A son paragraphe n° 20, énonçant qu’il n’est pas exigé, néanmoins, que la société exerce à titre exclusif ces activités, l’instruction en conclut que : « le bénéfice du régime de faveur ne pourra pas être refusé aux parts ou actions d’une société qui exerce à la fois une activité civile, autre qu’agricole ou libérale, et une activité industrielle, commerciale, artisanale, agricole ou libérale dans la mesure où cette activité civile n’est pas prépondérante. »

Enfin, au dernier alinéa de son paragraphe n° 20, elle précise que : « Le caractère prépondérant de l’activité industrielle, commerciale, artisanale, agricole ou libérale s’apprécie au regard de deux critères cumulatifs que sont le chiffre d’affaires procuré par cette activité (au moins 50 % du montant du chiffre d’affaires total) et le montant de l’actif brut immobilisé (au moins 50 % du montant total de l’actif brut) ».

Le Conseil d’État, par une décision rendue le 23 janvier 2020, annule le paragraphe n°20 de l’instruction et considère que le caractère prépondérant de l’activité opérationnelle doit s’apprécier uniquement « en considération d’un faisceau d’indices déterminés d’après la nature de l’activité et les conditions de son exercice ».

Le Conseil d’Etat ajoute que « la faiblesse du taux d’immobilisation de l’actif brut n’est pas davantage l’indice d’une activité civile […], que son importance celui d’une activité industrielle, commerciale, artisanale, agricole ou libérale ».

CE 23-1-2020 n° 435562

Calcul de Plus value : détermination du prix de revient pour des titres issus d’une succession

En principe, pour le calcul de la plus-value imposable en cas de cession de titres obtenus à titre gratuit, le prix d’acquisition doit être fixé à la valeur retenue pour le calcul des droits de mutation (art. 150–0 D, 1 du CGI).

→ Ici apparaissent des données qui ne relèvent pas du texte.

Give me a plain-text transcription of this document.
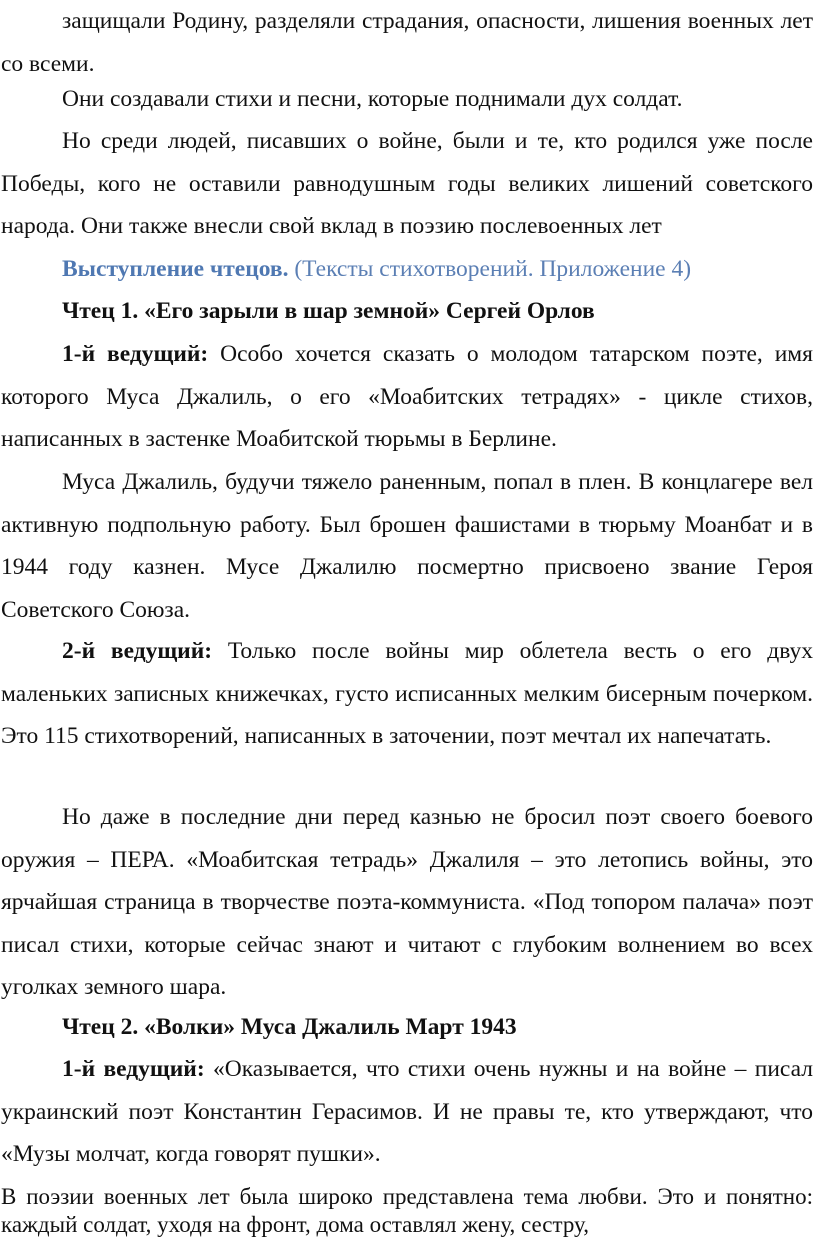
защищали Родину, разделяли страдания, опасности, лишения военных лет со всеми.

Они создавали стихи и песни, которые поднимали дух солдат.

Но среди людей, писавших о войне, были и те, кто родился уже после Победы, кого не оставили равнодушным годы великих лишений советского народа. Они также внесли свой вклад в поэзию послевоенных лет

Выступление чтецов. (Тексты стихотворений. Приложение 4)

Чтец 1. «Его зарыли в шар земной» Сергей Орлов

1-й ведущий: Особо хочется сказать о молодом татарском поэте, имя которого Муса Джалиль, о его «Моабитских тетрадях» - цикле стихов, написанных в застенке Моабитской тюрьмы в Берлине.

Муса Джалиль, будучи тяжело раненным, попал в плен. В концлагере вел активную подпольную работу. Был брошен фашистами в тюрьму Моанбат и в 1944 году казнен. Мусе Джалилю посмертно присвоено звание Героя Советского Союза.

2-й ведущий: Только после войны мир облетела весть о его двух маленьких записных книжечках, густо исписанных мелким бисерным почерком. Это 115 стихотворений, написанных в заточении, поэт мечтал их напечатать.

Но даже в последние дни перед казнью не бросил поэт своего боевого оружия – ПЕРА. «Моабитская тетрадь» Джалиля – это летопись войны, это ярчайшая страница в творчестве поэта-коммуниста. «Под топором палача» поэт писал стихи, которые сейчас знают и читают с глубоким волнением во всех уголках земного шара.

Чтец 2. «Волки» Муса Джалиль Март 1943

1-й ведущий: «Оказывается, что стихи очень нужны и на войне – писал украинский поэт Константин Герасимов. И не правы те, кто утверждают, что «Музы молчат, когда говорят пушки».

В поэзии военных лет была широко представлена тема любви. Это и понятно: каждый солдат, уходя на фронт, дома оставлял жену, сестру,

Cette valeur peut résulter (i) de la déclaration du contribuable au titre des droits d’enregistrement ou (ii) d’une rectification de la déclaration par l’administration fiscale.

Selon la jurisprudence du Conseil d’Etat (CE 12/10/2011 n°324717), il n’en va autrement que si l’administration établit que la valeur retenue pour les droits de mutation était dépourvue de toute signification, c’est-à-dire était sans rapport avec la valeur réelle des titres au moment de la libéralité.

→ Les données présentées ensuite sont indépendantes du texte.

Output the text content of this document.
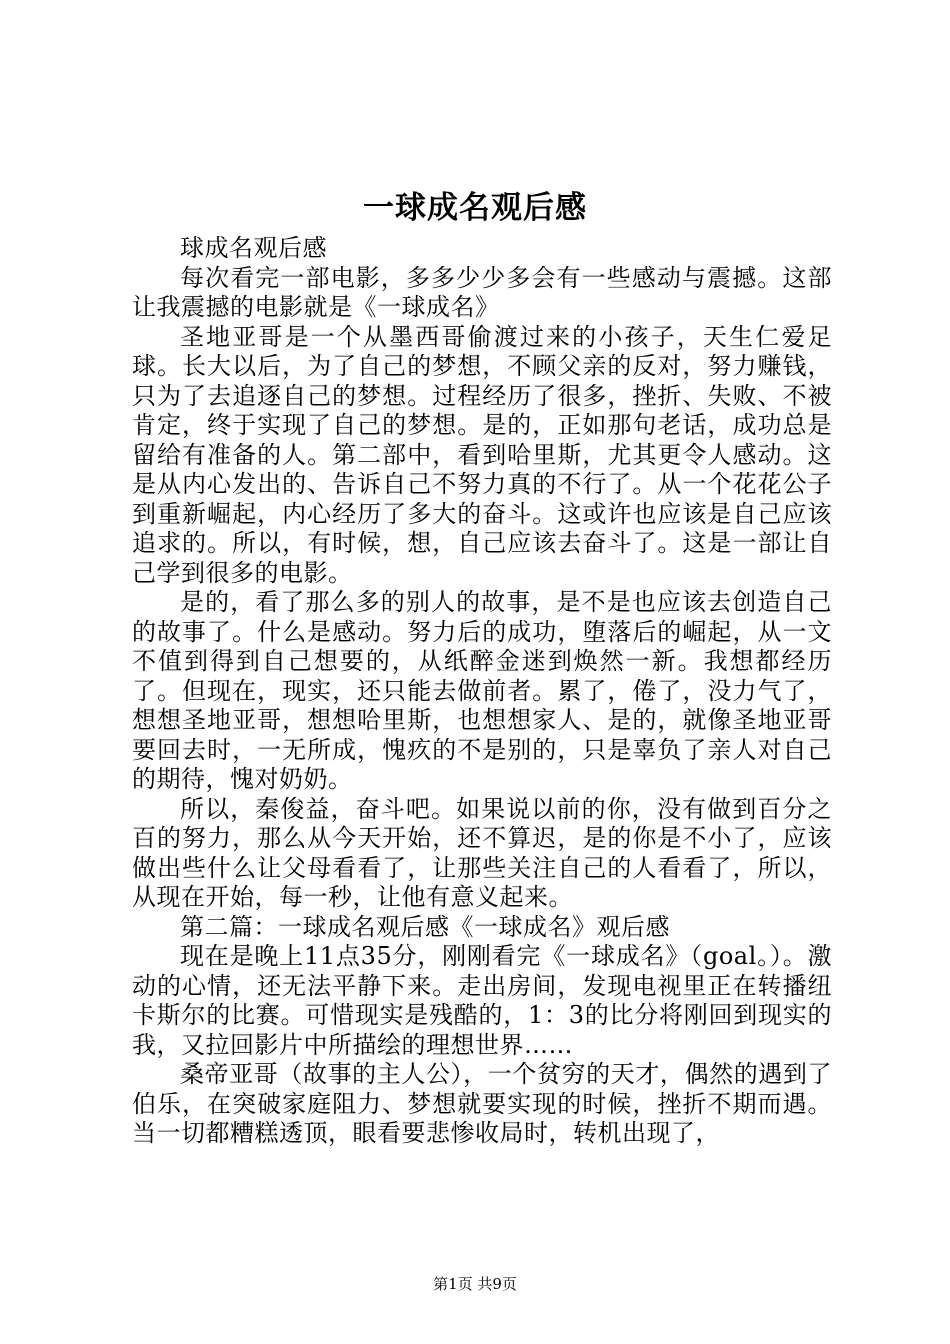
一球成名观后感

球成名观后感

每次看完一部电影，多多少少多会有一些感动与震撼。这部让我震撼的电影就是《一球成名》

圣地亚哥是一个从墨西哥偷渡过来的小孩子，天生仁爱足球。长大以后，为了自己的梦想，不顾父亲的反对，努力赚钱，只为了去追逐自己的梦想。过程经历了很多，挫折、失败、不被肯定，终于实现了自己的梦想。是的，正如那句老话，成功总是留给有准备的人。第二部中，看到哈里斯，尤其更令人感动。这是从内心发出的、告诉自己不努力真的不行了。从一个花花公子到重新崛起，内心经历了多大的奋斗。这或许也应该是自己应该追求的。所以，有时候，想，自己应该去奋斗了。这是一部让自己学到很多的电影。

是的，看了那么多的别人的故事，是不是也应该去创造自己的故事了。什么是感动。努力后的成功，堕落后的崛起，从一文不值到得到自己想要的，从纸醉金迷到焕然一新。我想都经历了。但现在，现实，还只能去做前者。累了，倦了，没力气了，想想圣地亚哥，想想哈里斯，也想想家人、是的，就像圣地亚哥要回去时，一无所成，愧疚的不是别的，只是辜负了亲人对自己的期待，愧对奶奶。

所以，秦俊益，奋斗吧。如果说以前的你，没有做到百分之百的努力，那么从今天开始，还不算迟，是的你是不小了，应该做出些什么让父母看看了，让那些关注自己的人看看了，所以，从现在开始，每一秒，让他有意义起来。

第二篇：一球成名观后感《一球成名》观后感

现在是晚上11点35分，刚刚看完《一球成名》（goal。）。激动的心情，还无法平静下来。走出房间，发现电视里正在转播纽卡斯尔的比赛。可惜现实是残酷的，1：3的比分将刚回到现实的我，又拉回影片中所描绘的理想世界……

桑帝亚哥（故事的主人公），一个贫穷的天才，偶然的遇到了伯乐，在突破家庭阻力、梦想就要实现的时候，挫折不期而遇。当一切都糟糕透顶，眼看要悲惨收局时，转机出现了，

第1页 共9页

Lors d’un contrôle, l’administration fiscale a rejeté le prix de revient de titres dont la valeur était issue d’une déclaration de succession antérieure qui n’avait pas donné lieu au paiement de droits de succession, aucun droit de mutation n’étant dû.

La Cour administrative d’appel de Nancy donnant raison à l’administration avait rejeté l’appel formé par la requérante en considérant que la valeur des titres déclarés lors de la succession était hors de proportion avec leur valeur réelle au motif qu’aucun droit de succession n’était dû et par suite, était donc inopposable à l’administration.

Par un arrêt du 27 novembre 2019, le Conseil d’État a censuré la décision de la Cour administrative d’appel, rappelant que la valeur des titres est dépourvue de toute signification lorsqu’elle est sans rapport avec la valeur réelle des titres, ce qui, selon les conclusions du rapporteur public, ne serait retenu que dans des hypothèses d’erreur manifestes ou délibérées.

Ainsi, au cas d’espèce, la seule circonstance qu’aucun droit de succession n’ait été réglé n’était pas suffisante pour que l’administration écarte la valeur des titres déclarées dans la déclaration de succession.